По званию я старше Мищенко, значит, мне и командовать нашей штрафной группой, мне отвечать за работу. А не подними Мищенко – просидит весь день, еще и всхрапнет сидя.

– Пошли, Параскевья, – говорю я, будто в шутку; на самом деле не могу удержаться, чтобы как-нибудь не задеть ефрейтора.

Он встает очень неторопливо, ухмыляется глуповато, мол, чего ни говори – оба сортирщики! – выжимает из себя слова:

– Того, сержант, треба пимы получиты.

Правильно, для наружных работ полагаются валенки– в ботинках околеешь. Идем в каптерку, приветствуем старшего сержанта Лебединского.

– Треба пимы, – говорит Мищенко.

– Нарядники? – не смотрит на нас черногривый Лебединский.

– Так точно!

Лебединский, не глядя, швыряет в нас из угла каптерки двумя парами безразмерных, подшитых кожемитом пимов, заставляет меня расписаться, в придачу мы должны оставить у него свои ботинки: строгий человек Лебединский. Может, так и полагается, да еще при такой выдающейся фамилии?

Переобуваемся, выходим на морозец, идем к дровяному навесу, где березовые и лиственничные кряжи прямо-таки пугающего вида сложены в бело-коричневый штабель. Выбираем что-нибудь помельче, но уже давно все перебрано, пересортировано «штрафниками», взваливаем на козлы, принимаемся пилить.

Пилим, отваливаем чурки – пила идет легче (эх, подпилок бы добыть, подточить немного!), Мищенко почти с уважением зыркает на меня. Разогрелись вовсю – уже наплевать, что нарядники, главное – работа, она сама по себе существует и хорошо настраивает, если ты не прирожденный лентяй.

Погодка морозная и солнечная, воздух, как вода родниковая, прихваченная ледком. И видно необозримо далеко во все стороны. Лес заледенел, опушился инеем, на Безымянной сияющая белая папаха, снегири красными яблоками обсыпали березу, а в стороне Хабаровска сине-белые неподвижные дымы: город накрылся воздушными одеялами. И все это как бы звучит – напряженно вызванивает стальными оттяжками и высоким столбом нашей антенны, словно в нее втекают, обретя простую материальность, радиоволны со всего света.
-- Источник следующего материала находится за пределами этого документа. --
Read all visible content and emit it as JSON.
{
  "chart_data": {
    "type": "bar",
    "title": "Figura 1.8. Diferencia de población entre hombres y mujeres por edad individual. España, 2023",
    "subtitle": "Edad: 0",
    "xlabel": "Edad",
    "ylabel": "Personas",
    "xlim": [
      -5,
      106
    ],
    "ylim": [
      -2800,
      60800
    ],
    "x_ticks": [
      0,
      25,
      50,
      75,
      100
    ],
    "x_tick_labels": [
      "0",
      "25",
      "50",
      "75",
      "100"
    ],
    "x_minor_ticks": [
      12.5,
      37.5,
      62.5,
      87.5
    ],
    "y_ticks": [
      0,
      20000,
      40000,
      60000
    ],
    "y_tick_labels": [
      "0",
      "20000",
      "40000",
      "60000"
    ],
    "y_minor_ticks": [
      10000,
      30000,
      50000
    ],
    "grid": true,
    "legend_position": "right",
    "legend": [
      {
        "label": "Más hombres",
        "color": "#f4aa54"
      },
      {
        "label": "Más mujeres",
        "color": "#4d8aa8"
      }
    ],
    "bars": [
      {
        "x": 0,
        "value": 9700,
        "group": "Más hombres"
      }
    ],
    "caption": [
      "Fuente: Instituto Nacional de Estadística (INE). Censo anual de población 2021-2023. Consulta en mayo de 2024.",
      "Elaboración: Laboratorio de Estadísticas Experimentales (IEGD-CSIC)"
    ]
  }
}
Мищенко скалит гнилые зубки, морщинит личико моложавого старичка. Он тщедушен, однако терпелив и вынослив. Два года прожил в оккупации где-то под Херсоном, питался картошкой и брюквой, похоронил мать, деда и бабку, отец погиб на фронте. Ранен в ногу – не тяжело, пуля насквозь прошла икру, – с пацанами воровал у немцев мороженую рыбу. Кое-как выжил и теперь вот даже служит. Правда, больше сортир чистит, дрова пилит, посуду моет на кухне, но такая планида. Подорванный оккупацией человек. Не удается никак прийти в себя. И Беленький, боровичок ростовский совсем заклевал его: подавай дисциплину! А может, скажи Мищенко два-три ласковых слова – скорее поймет. Сортиры вконец обозлить могут. Вот и я сегодня на ефрейтора… Что он мне нехорошего сделал?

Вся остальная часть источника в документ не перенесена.